Lo mío no va a llegar ni a medio autorretrato, sino que se va a quedar en algunas pinceladas de infancia y adolescencia, momentos en los que sin apenas notarlo, se va adquiriendo conciencia lingüística y las lenguas pasan a ser uno de los muchísimos factores que van dando forma a una persona.
Hoy soy profesor de inglés y, desde que me acuerdo, siempre me han interesado las lenguas, tanto la propia como las ajenas.
Nací en Andalucía, la tierra en la que el castellano se hace meridional y se derrama por cada uno de sus rincones, adquiriendo matices infinitos y transformándose en un océano de hablas donde en cada valle, en cada loma, en cada monte y en cada playa una sola lengua es maleada, retorcida y moldeada de tal manera que, aun permaneciendo reconocible, conforma la identidad de cada pueblo y de cada comarca. Al llegar al sur, el castellano se relaja, se desnuda y despoja de fonemas; las fricativas empiezan a bailar, haciéndose alveolares en los campos y dentales en las costas (o viceversa); con el calor, empiezan a caer sílabas enteras o, por el contrario, grafemas mudos, se aspiran y regresan al mundo oral. En fin, la lengua se hace bastarda, se enriquece.

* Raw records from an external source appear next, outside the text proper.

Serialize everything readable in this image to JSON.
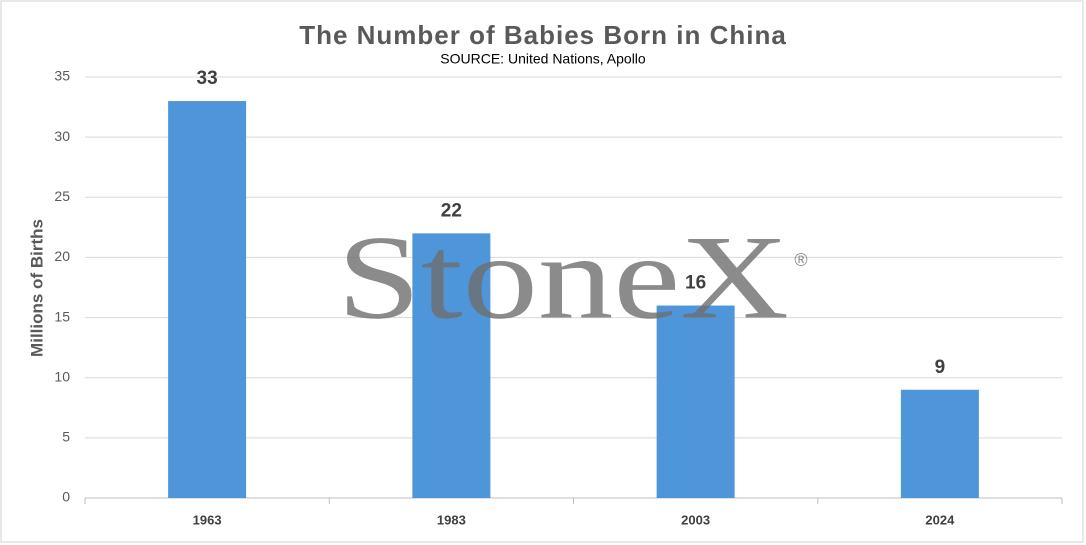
{
  "chart_data": {
    "type": "bar",
    "title": "The Number of Babies Born in China",
    "subtitle": "SOURCE: United Nations, Apollo",
    "y_label": "Millions of Births",
    "watermark": "StoneX",
    "watermark_mark": "®",
    "categories": [
      "1963",
      "1983",
      "2003",
      "2024"
    ],
    "values": [
      33,
      22,
      16,
      9
    ],
    "color": "#4f95d9",
    "ylim": [
      0,
      35
    ],
    "yticks": [
      0,
      5,
      10,
      15,
      20,
      25,
      30,
      35
    ],
    "grid": true
  }
}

Soy de Linares, el norte minero, la zona que el resto de andaluces percibe como lingüísticamente menos contaminada, la tierra del ronquido, donde la jota, decimos aquí, se aferra aún a su posición velar.
Me acuerdo de los vocablos tan particulares que utilizaba mi abuela, que me resultaban tremendamente familiares durante mi infancia preescolar, que a medida que avanzaban los años en el colegio comenzaban a producirme extrañamiento (e incluso cierta vergüenza) porque nadie de mi edad los usaba y que ahora recuerdo con mucho cariño y trato de reincorporar a mi léxico.
Recuerdo también que, de pequeño, cuando mis padres nos metían a todos en el coche para pasar unos días en la costa, me gustaba poner oído y reconocer el deje de un camarero granadino abriéndose paso a voces en el Babel que es un chiringuito al medio día; descubrir que lo que aquí era casa, allí era caza y más allá ca.
Iba al colegio. Allí la lengua se me daba bien aunque no me apasionaba: había partes tediosas (la ortografía, los dictados eternos, los Ahí hay un niño que dice ¡ay!... ), pero otras actividades, como las redacciones (tema libre, claro), daban mucho juego. O las primeras nociones de sintaxis, la posibilidad de poder romper la lengua en trozos para enterarme de qué palo iba cada uno de ellos.
También estudiaba francés, e inglés en una academia. Y aquellos ya no eran dejes. Eran códigos diferentes. El francés que Monique y Pierre, los monigotes del libro de texto, utilizaban para sacar las entradas a la Torre Eiffel, en París, aquella ciudad tan grande, tan bonita y tan lejana en aquella época. O el inglés con que el señor Smithers increpaba a Arthur por llegar reiteradamente tarde a su puesto de trabajo de bibliotecario en Middleford, ese pueblo, tan rancio y a la vez tan acogedor, donde todos vivían en casas unifamiliares, bebían té y conducían por la izquierda.
Seguí en el instituto y, poco a poco, las nuevas lenguas me iban introduciendo en mundos nuevos - en aquella época casi parecían otros planetas. París ya no era una torre, era 1789 y todas las revoluciones que vinieron detrás; era El Extranjero y el existencialismo - algo que entendía entonces más como pose que como fondo, pero que era igualmente apasionante. Middleford creció convirtiéndose en Londres o Manchester o Liverpool. Y el inglés pasó a ser la lengua en la que se cantaban las canciones que oía una y otra vez, esas canciones que, cuando eres un adolescente melómano - como era mi caso -, interiorizas, asimilas a tus experiencias vitales - tan intensas durante la adolescencia - y pasan a formar parte de ti. Morrissey hacía falsetes o los hermanos Reid desataban letanías cantando decepciones, obsesiones, frustraciones o alegrías que, sin entender completamente, yo aquí o alguien en Japón o alguien en Chile hacíamos propias. Y, sí, emocionaba la música, pero también lo hacían las palabras, y la propia lengua.
Luego llegaron la juventud y la edad adulta: viajes a otros lugares y contactos con otras culturas; también el pragmatismo, el aprendizaje consciente, el valorar las lenguas desde el punto de vista de su funcionalidad, el elegir una opción profesional de la que las lenguas formaban una parte central. Pero realmente, creo que esa curiosidad/afición/cariño (utilizar amor creo que sería excesivo) que siento ahora por el lenguaje y la comunicación, sobre todo en su vertiente verbal, se forjó hace muchos años y que si tiene alguna solidez la tiene porque se forjó en cimientos más emocionales que racionales.